Why's it brave? Slurp was hardly a prestigious spider. I think it was pretty dumb and fairly cowardly; especially for query strings. I'm shooting from the hip but I suspect the most intelligent spider Yahoo! bought on their search-engine-fest was FAST. I'd see Fast Yahoo! as a more serious threat to Googlebot, but although I shouldn't judge the new spider by its name, I still snigger when I see Slurp's user agent.
Yahoo Shopper, of course, has been bimbling around robotland for a while now.
|Anyone notice that Yahoo is archiving as well? |
Yes, and after a quick review of some large pages, it looks like it is caching pages over 101KB in size.
we index 500K for html- larger than Googles 101k. This is published in Searchday.
Can we call you TimothY!?
Spot +Yahoo!+Slurp in my logs. However, it does not appear in my Sawmill report.
Slurpoo! (heheheh) ;-)
The new Y! spider is hitting files in banned by my robots.txt file...
Anyone else seeing this?
Well as far as I can see it's obeying robots.txt but I think Yahoo is rewriting some of my URLs like:
While my robots.txt says
Tim, thanks for the heads up about the searchday article
I'm seeing a bot in my log files:
|(Yahoo-MMCrawler/3.x (mm dash crawler at trd dot overture dot com) |
that resolves to mmscrm03-1.sac.overture.com and the whois says overture.com;
but I also get -
|Network Data |
Network id#: 1
Qwest Cybercenters QWEST-CYBERCENTER-2 (NET-66-77-0-0-1)
188.8.131.52 - 184.108.40.206
Fast Search, Inc.

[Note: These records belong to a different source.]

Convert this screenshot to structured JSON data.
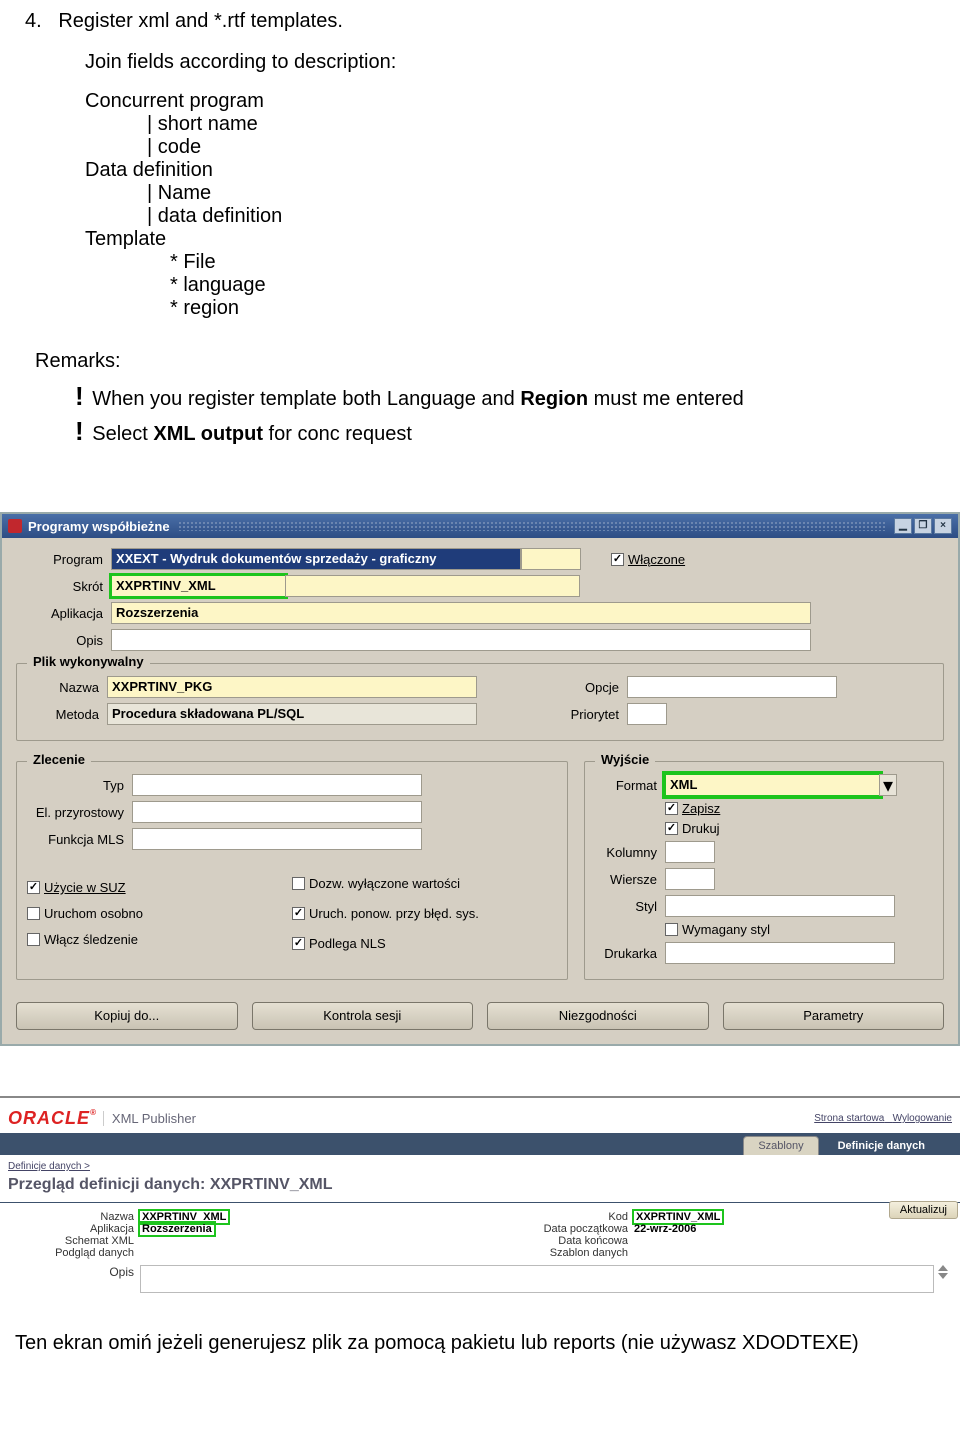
{
  "step_num": "4.",
  "step_text": "Register xml and *.rtf templates.",
  "intro": "Join fields according to description:",
  "tree": {
    "cp": "Concurrent program",
    "shortname": "| short name",
    "code": "| code",
    "dd": "Data definition",
    "ddname": "| Name",
    "dddef": "| data definition",
    "tpl": "Template",
    "file": "* File",
    "lang": "* language",
    "region": "* region"
  },
  "remarks_title": "Remarks:",
  "remark1_a": "When you register template both Language and ",
  "remark1_b": "Region",
  "remark1_c": " must me entered",
  "remark2": "Select ",
  "remark2_b": "XML output",
  "remark2_c": " for conc request",
  "forms": {
    "title": "Programy współbieżne",
    "min": "–",
    "rest": "▢",
    "close": "×",
    "program_lbl": "Program",
    "program_val": "XXEXT - Wydruk dokumentów sprzedaży - graficzny",
    "wlaczone": "Włączone",
    "skrot_lbl": "Skrót",
    "skrot_val": "XXPRTINV_XML",
    "app_lbl": "Aplikacja",
    "app_val": "Rozszerzenia",
    "opis_lbl": "Opis",
    "plik_legend": "Plik wykonywalny",
    "nazwa_lbl": "Nazwa",
    "nazwa_val": "XXPRTINV_PKG",
    "opcje_lbl": "Opcje",
    "metoda_lbl": "Metoda",
    "metoda_val": "Procedura składowana PL/SQL",
    "prio_lbl": "Priorytet",
    "zlecenie_legend": "Zlecenie",
    "typ_lbl": "Typ",
    "elp_lbl": "El. przyrostowy",
    "mls_lbl": "Funkcja MLS",
    "wyjscie_legend": "Wyjście",
    "format_lbl": "Format",
    "format_val": "XML",
    "zapisz": "Zapisz",
    "drukuj": "Drukuj",
    "kolumny_lbl": "Kolumny",
    "wiersze_lbl": "Wiersze",
    "styl_lbl": "Styl",
    "wymstyl": "Wymagany styl",
    "drukarka_lbl": "Drukarka",
    "c_suz": "Użycie w SUZ",
    "c_osobno": "Uruchom osobno",
    "c_sledz": "Włącz śledzenie",
    "c_dozw": "Dozw. wyłączone wartości",
    "c_uruch": "Uruch. ponow. przy błęd. sys.",
    "c_nls": "Podlega NLS",
    "btn_kopiuj": "Kopiuj do...",
    "btn_kontrola": "Kontrola sesji",
    "btn_niezg": "Niezgodności",
    "btn_param": "Parametry"
  },
  "xmlp": {
    "oracle": "ORACLE",
    "pub": "XML Publisher",
    "strona": "Strona startowa",
    "wylog": "Wylogowanie",
    "tab1": "Szablony",
    "tab2": "Definicje danych",
    "crumb": "Definicje danych  >",
    "header": "Przegląd definicji danych: XXPRTINV_XML",
    "aktualizuj": "Aktualizuj",
    "nazwa_lbl": "Nazwa",
    "nazwa_val": "XXPRTINV_XML",
    "app_lbl": "Aplikacja",
    "app_val": "Rozszerzenia",
    "schema_lbl": "Schemat XML",
    "podglad_lbl": "Podgląd danych",
    "kod_lbl": "Kod",
    "kod_val": "XXPRTINV_XML",
    "dp_lbl": "Data początkowa",
    "dp_val": "22-wrz-2006",
    "dk_lbl": "Data końcowa",
    "sz_lbl": "Szablon danych",
    "opis_lbl": "Opis"
  },
  "footer": "Ten ekran omiń jeżeli generujesz plik za pomocą pakietu lub reports (nie używasz XDODTEXE)"
}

QWEST-MCC-FASTSRCH3 (NET-66-77-73-0-1)
220.127.116.11 - 18.104.22.168
ARIN WHOIS database, last updated 2004-02-19 19:15
is this a new crawler that's using a FAST/Overture combo of some sort..?
Multimedia crawler for Alltheweb, AV and other Overture partners Index.
The slurp spider is checking robots.txt several times a day almost hourly, but nothing else, for weeks now. I find myself reading that behavior like tea leaves, and I don't like it. The site well established but absent from the Y! serps.
On the other hand, the Yahoo Seeker spider is spidering deeply.
So what is Yahoo using currently? Inktomi or is it their own engine now? How does it work? Any tips on optimization?
|Multimedia crawler for Alltheweb, AV and other Overture partners Index. |
Hi Tim, it's great to have you on the forums.
Is this a fair assessment?
+ Scooter still finds results for AV and AV is still a stand alone search engine in its own right.
+ FAST still finds results for AtW and AtW is a still a stand alone search engine in its own right.
However, new technologies developed by Yahoo! are likely to be single items shared by all the search engines owned by the company? Yahoo-MMCrawler is an example of this?
I think the new Yahoo results look really good. The web page summaries are especially fair.